Китти с Огденом остались внизу, в тени лодочного сарая. Слева от дома виднелся маленький гранитный обелиск и округлые верхушки четырех надгробных плит. Могильное семейство. В резкой вспышке Китти представила годы, которые проведет здесь. Дом на холме, частокол елей вдали, просторные зеленеющие поля, где трава покачивается, словно девушки на ярмарке.
А Недди мертв. Ее глаза затуманились. Недди всегда будет мертв.
Огден подошел сзади и обнял ее, и она прислонилась к нему, чувствуя его дыхание в своих волосах.
– Он будет твой, если хочешь.
– Если я хочу? – Китти посмотрела на мужа. Соль собралась в уголках его глаз, сиявших пронзительной синевой. Утренняя морская прогулка словно сделала его ярче.

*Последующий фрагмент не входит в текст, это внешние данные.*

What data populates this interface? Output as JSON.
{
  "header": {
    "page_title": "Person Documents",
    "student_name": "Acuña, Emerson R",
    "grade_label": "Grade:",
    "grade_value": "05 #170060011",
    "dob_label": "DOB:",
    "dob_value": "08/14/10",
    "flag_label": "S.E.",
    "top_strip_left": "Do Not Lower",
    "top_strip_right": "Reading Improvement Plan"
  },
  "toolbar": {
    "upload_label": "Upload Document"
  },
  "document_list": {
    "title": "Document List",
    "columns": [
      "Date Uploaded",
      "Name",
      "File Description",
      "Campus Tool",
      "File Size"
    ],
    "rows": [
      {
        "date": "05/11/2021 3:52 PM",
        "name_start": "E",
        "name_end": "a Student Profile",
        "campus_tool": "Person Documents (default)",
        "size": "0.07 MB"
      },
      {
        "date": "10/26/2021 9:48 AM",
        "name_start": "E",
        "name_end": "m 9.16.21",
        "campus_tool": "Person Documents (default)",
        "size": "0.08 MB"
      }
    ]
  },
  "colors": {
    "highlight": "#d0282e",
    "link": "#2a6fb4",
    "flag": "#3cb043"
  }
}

– Я хочу это место, – тихо сказал он. – Хочу, чтобы этот дом стал нашим. Чтобы все, кто проплывает мимо, знали, что он наш. В этом будет некий важный смысл. Люди будут смотреть и думать: вот дом Милтонов. Китти и Огдена Милтон. Милтонов с острова Крокетт.
Он смотрел ей в лицо, страстно желая, чтобы она стряхнула с себя горе и боль прошедшего года, устремилась вперед, к краю гранитного берега, навстречу елям и свету.
– Пойдем. – Он взял ее за руку и потянул за собой вверх по лужайке. А она с дрожью представила себе будущее: сколько раз они будут подниматься по склону к этому дому вместе с детьми, а возможно, и с детьми своих детей. Воплощенная мечта Огдена. Прямо здесь. И Китти пошла к дому на холме, точке во времени, куда в последующие годы она будет возвращаться, как к камешку в кармане, который всегда можно погладить.